Ah, hiding. Hiding, hiding, hiding. It's a sticky one, isn't it - in the professional sense, do you disclose, or don't you? I've hidden it for as long as I can remember, looking to the Littlest Hobo for inspiration when it catches up with me. During my last contract, I just wasn't prepared to do that - to cut and run, but still, it didn't stop the hiding. Why? Silly, perhaps, considering I was working in a place where it really, really shouldn't have been a problem and reasonable adjustments could have been - would have been - made.

Maybe had I said something, things would have been easier in the last couple of months of the job, and I wouldn't be left, now, feeling as if I blew the biggest career chance I'd ever had in my life.

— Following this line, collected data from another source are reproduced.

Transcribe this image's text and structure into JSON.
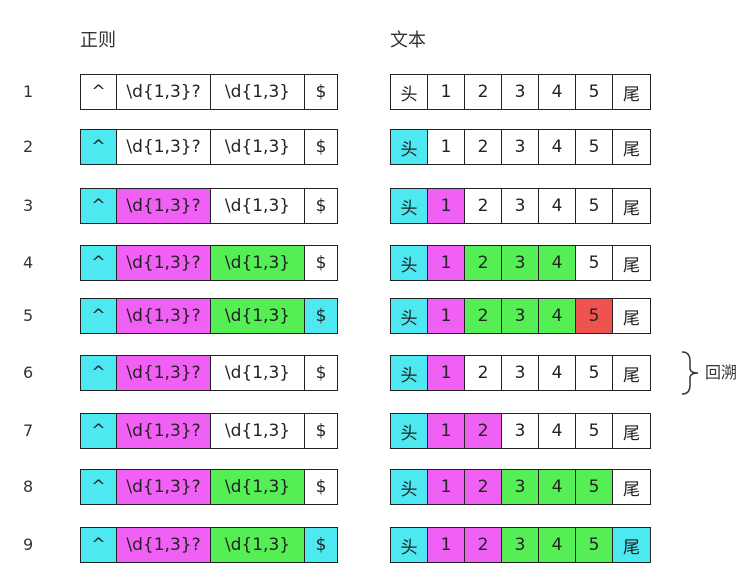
{
  "headers": {
    "regex": "正则",
    "text": "文本"
  },
  "regex_tokens": [
    "^",
    "\\d{1,3}?",
    "\\d{1,3}",
    "$"
  ],
  "text_tokens": [
    "头",
    "1",
    "2",
    "3",
    "4",
    "5",
    "尾"
  ],
  "colors": {
    "cyan": "#4ee8f0",
    "magenta": "#f060f5",
    "green": "#55ee55",
    "red": "#ef5350",
    "white": "#ffffff"
  },
  "steps": [
    {
      "num": "1",
      "regex": [
        "white",
        "white",
        "white",
        "white"
      ],
      "text": [
        "white",
        "white",
        "white",
        "white",
        "white",
        "white",
        "white"
      ]
    },
    {
      "num": "2",
      "regex": [
        "cyan",
        "white",
        "white",
        "white"
      ],
      "text": [
        "cyan",
        "white",
        "white",
        "white",
        "white",
        "white",
        "white"
      ]
    },
    {
      "num": "3",
      "regex": [
        "cyan",
        "magenta",
        "white",
        "white"
      ],
      "text": [
        "cyan",
        "magenta",
        "white",
        "white",
        "white",
        "white",
        "white"
      ]
    },
    {
      "num": "4",
      "regex": [
        "cyan",
        "magenta",
        "green",
        "white"
      ],
      "text": [
        "cyan",
        "magenta",
        "green",
        "green",
        "green",
        "white",
        "white"
      ]
    },
    {
      "num": "5",
      "regex": [
        "cyan",
        "magenta",
        "green",
        "cyan"
      ],
      "text": [
        "cyan",
        "magenta",
        "green",
        "green",
        "green",
        "red",
        "white"
      ]
    },
    {
      "num": "6",
      "regex": [
        "cyan",
        "magenta",
        "white",
        "white"
      ],
      "text": [
        "cyan",
        "magenta",
        "white",
        "white",
        "white",
        "white",
        "white"
      ]
    },
    {
      "num": "7",
      "regex": [
        "cyan",
        "magenta",
        "white",
        "white"
      ],
      "text": [
        "cyan",
        "magenta",
        "magenta",
        "white",
        "white",
        "white",
        "white"
      ]
    },
    {
      "num": "8",
      "regex": [
        "cyan",
        "magenta",
        "green",
        "white"
      ],
      "text": [
        "cyan",
        "magenta",
        "magenta",
        "green",
        "green",
        "green",
        "white"
      ]
    },
    {
      "num": "9",
      "regex": [
        "cyan",
        "magenta",
        "green",
        "cyan"
      ],
      "text": [
        "cyan",
        "magenta",
        "magenta",
        "green",
        "green",
        "green",
        "cyan"
      ]
    }
  ],
  "annotation": {
    "label": "回溯"
  }
}
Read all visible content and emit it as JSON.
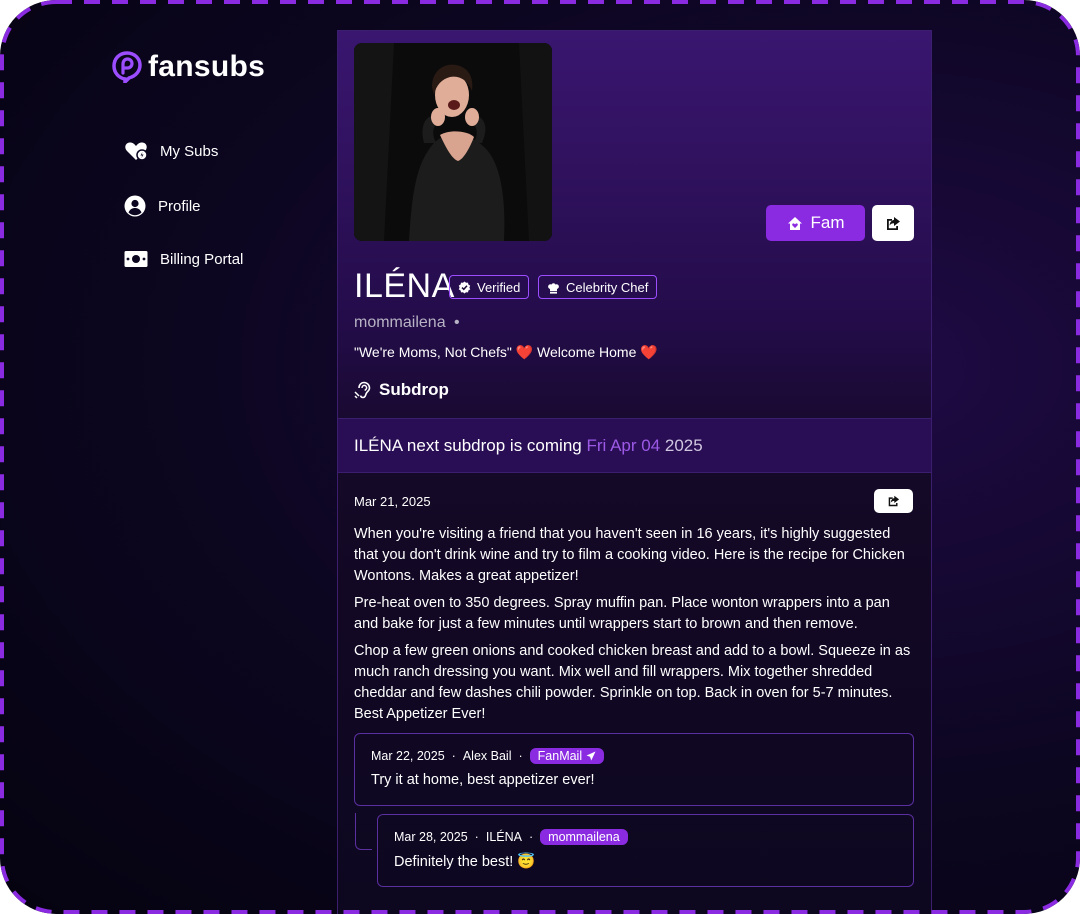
{
  "brand": {
    "name": "fansubs",
    "accent": "#8a2be2"
  },
  "sidebar": {
    "items": [
      {
        "label": "My Subs",
        "icon": "heart-icon"
      },
      {
        "label": "Profile",
        "icon": "user-circle-icon"
      },
      {
        "label": "Billing Portal",
        "icon": "money-bill-icon"
      }
    ]
  },
  "profile": {
    "name": "ILÉNA",
    "badges": [
      {
        "label": "Verified",
        "icon": "verified-check-icon"
      },
      {
        "label": "Celebrity Chef",
        "icon": "chef-hat-icon"
      }
    ],
    "handle": "mommailena",
    "handle_separator": "•",
    "bio": "\"We're Moms, Not Chefs\" ❤️ Welcome Home ❤️",
    "fam_button": "Fam",
    "subdrop_label": "Subdrop"
  },
  "banner": {
    "prefix": "ILÉNA next subdrop is coming ",
    "date": "Fri Apr 04",
    "year": " 2025"
  },
  "post": {
    "date": "Mar 21, 2025",
    "paragraphs": [
      "When you're visiting a friend that you haven't seen in 16 years, it's highly suggested that you don't drink wine and try to film a cooking video. Here is the recipe for Chicken Wontons. Makes a great appetizer!",
      "Pre-heat oven to 350 degrees. Spray muffin pan. Place wonton wrappers into a pan and bake for just a few minutes until wrappers start to brown and then remove.",
      "Chop a few green onions and cooked chicken breast and add to a bowl. Squeeze in as much ranch dressing you want. Mix well and fill wrappers. Mix together shredded cheddar and few dashes chili powder. Sprinkle on top. Back in oven for 5-7 minutes. Best Appetizer Ever!"
    ]
  },
  "comments": [
    {
      "date": "Mar 22, 2025",
      "author": "Alex Bail",
      "tag": "FanMail",
      "tag_icon": "paper-plane-icon",
      "text": "Try it at home, best appetizer ever!"
    },
    {
      "date": "Mar 28, 2025",
      "author": "ILÉNA",
      "tag": "mommailena",
      "text": "Definitely the best! 😇"
    }
  ],
  "separator": "·"
}
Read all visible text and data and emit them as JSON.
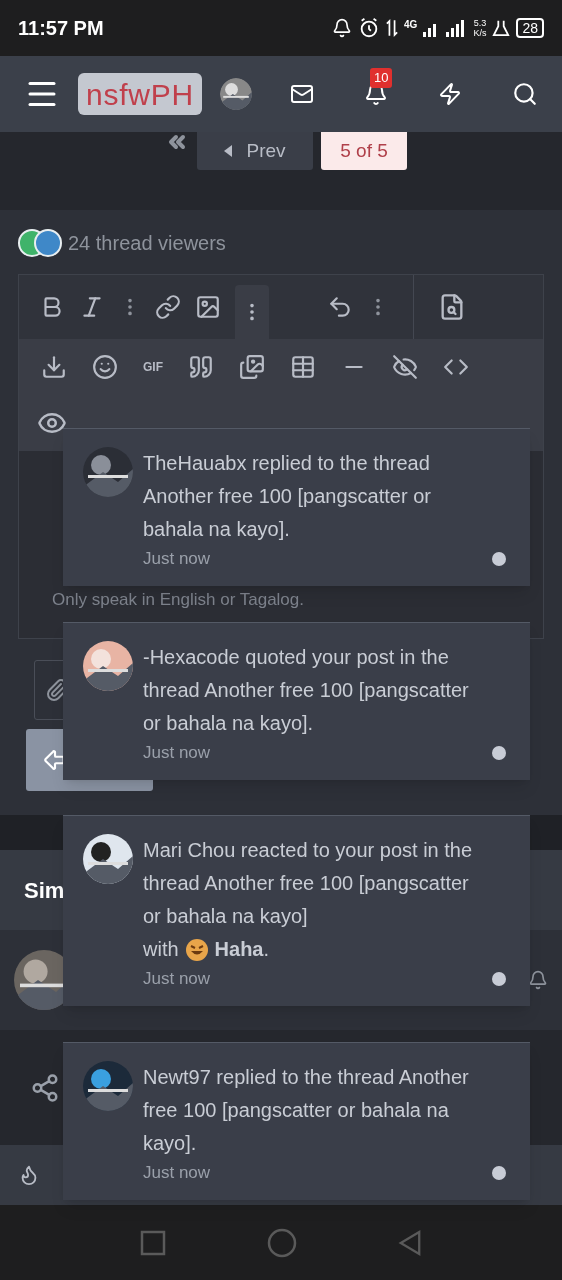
{
  "status_bar": {
    "time": "11:57 PM",
    "network": "4G",
    "speed": "5.3",
    "speed_unit": "K/s",
    "battery": "28"
  },
  "header": {
    "logo": "nsfwPH",
    "alerts_badge": "10"
  },
  "pagination": {
    "prev": "Prev",
    "current": "5 of 5"
  },
  "viewers": {
    "text": "24 thread viewers"
  },
  "editor": {
    "gif_button": "GIF",
    "rule": "Only speak in English or Tagalog."
  },
  "similar_threads": {
    "heading": "Sim"
  },
  "notifications": [
    {
      "message": "TheHauabx replied to the thread Another free 100 [pangscatter or bahala na kayo].",
      "time": "Just now",
      "unread": true
    },
    {
      "message": "-Hexacode quoted your post in the thread Another free 100 [pangscatter or bahala na kayo].",
      "time": "Just now",
      "unread": true
    },
    {
      "message": "Mari Chou reacted to your post in the thread Another free 100 [pangscatter or bahala na kayo]",
      "reaction_prefix": "with",
      "reaction": "**Haha**.",
      "time": "Just now",
      "unread": true
    },
    {
      "message": "Newt97 replied to the thread Another free 100 [pangscatter or bahala na kayo].",
      "time": "Just now",
      "unread": true
    }
  ]
}
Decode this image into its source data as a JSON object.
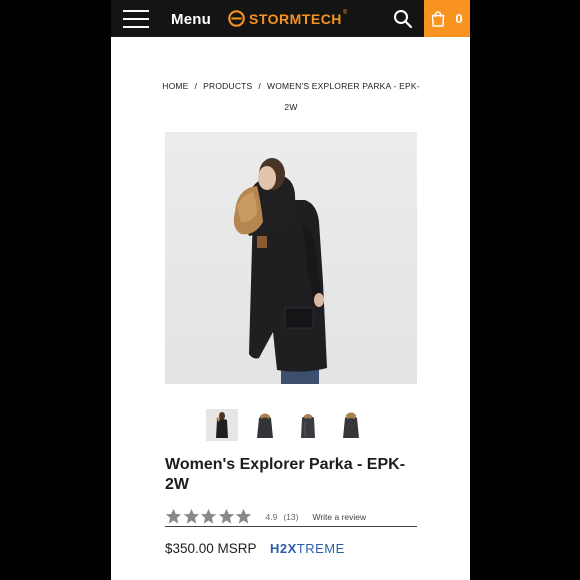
{
  "header": {
    "menu_label": "Menu",
    "brand_name": "STORMTECH",
    "brand_reg": "®",
    "cart_count": "0",
    "accent_color": "#f7931e"
  },
  "breadcrumb": {
    "home": "HOME",
    "sep1": "/",
    "products": "PRODUCTS",
    "sep2": "/",
    "current": "WOMEN'S EXPLORER PARKA - EPK-2W"
  },
  "gallery": {
    "main_image": "woman-in-black-parka-with-fur-hood",
    "thumbnails": [
      "model-front",
      "parka-front",
      "parka-side",
      "parka-back"
    ]
  },
  "product": {
    "title": "Women's Explorer Parka - EPK-2W",
    "rating_value": "4.9",
    "rating_count": "(13)",
    "stars": 5,
    "write_review": "Write a review",
    "price": "$350.00 MSRP",
    "tech_logo_bold": "H2X",
    "tech_logo_light": "TREME"
  }
}
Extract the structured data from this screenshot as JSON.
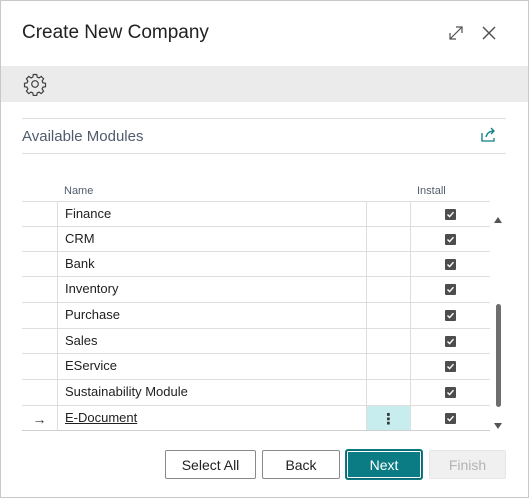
{
  "dialog": {
    "title": "Create New Company",
    "expand_icon": "expand-icon",
    "close_icon": "close-icon"
  },
  "actionbar": {
    "settings_icon": "gear-icon"
  },
  "section": {
    "title": "Available Modules",
    "share_icon": "share-icon"
  },
  "columns": {
    "name": "Name",
    "install": "Install"
  },
  "rows": [
    {
      "name": "Finance",
      "install": true
    },
    {
      "name": "CRM",
      "install": true
    },
    {
      "name": "Bank",
      "install": true
    },
    {
      "name": "Inventory",
      "install": true
    },
    {
      "name": "Purchase",
      "install": true
    },
    {
      "name": "Sales",
      "install": true
    },
    {
      "name": "EService",
      "install": true
    },
    {
      "name": "Sustainability Module",
      "install": true
    },
    {
      "name": "E-Document",
      "install": true,
      "active": true,
      "row_arrow": "→",
      "menu": "⋮"
    }
  ],
  "buttons": {
    "select_all": "Select All",
    "back": "Back",
    "next": "Next",
    "finish": "Finish"
  },
  "colors": {
    "primary": "#0c7c84",
    "active_cell": "#c8edef"
  }
}
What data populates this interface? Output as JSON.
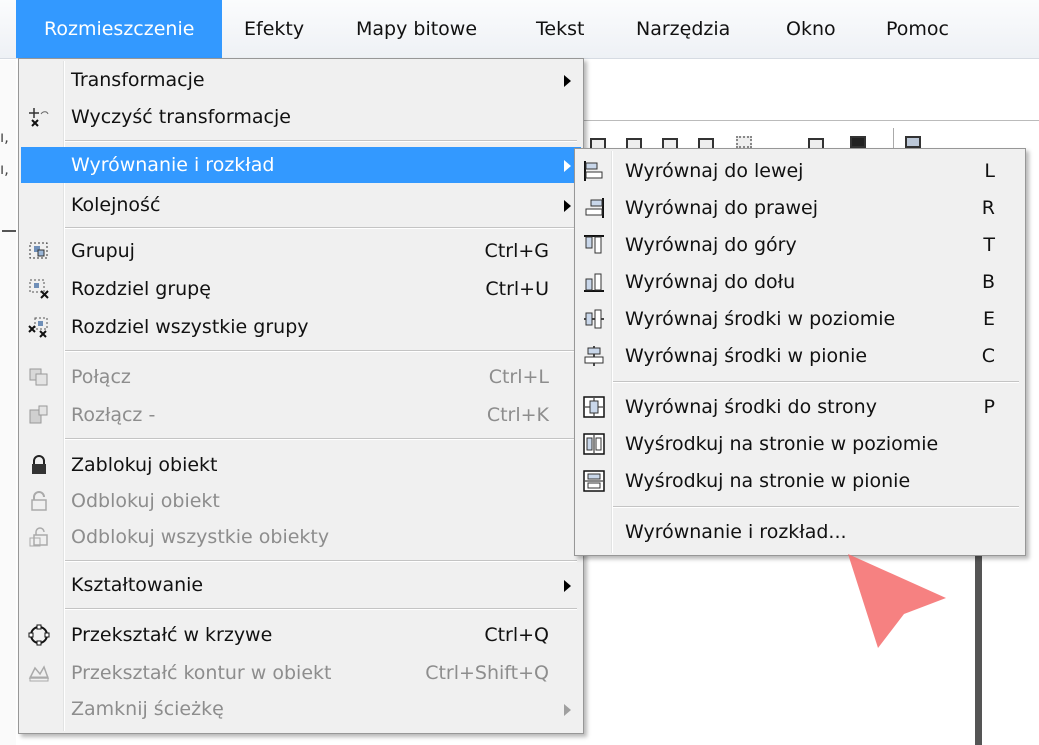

But you see, once you do that, you're faced with the thorny issue of shooting yourself in the foot - once those adjustments are made, you lose the very coping strategies you've built up for yourself, the techniques that allow you to actually get there and be productive... and then you're back to square one, wondering where on earth to go from here.

Or maybe this is just me, and maybe next time, I'll work harder to find a happy medium.


This wasn't supposed to be such pointless exercise in navel-gazing; I logged on tonight fully intending to write about my day. And although it was a particularly bad one for some reason, it was a damn good story - about how my routine trip to the Job Centre to sign on turned into a convincing impression of an entrant in the 100 Yards For People With No Sense Of Direction as I wandered around Shepherds Bush in the throes of a panic attack, wondering how the hell I was going to get home without actually dying.

And yes, with my phone and my keys in my hand, I did pick the bus that took me past the hospital. Just in case.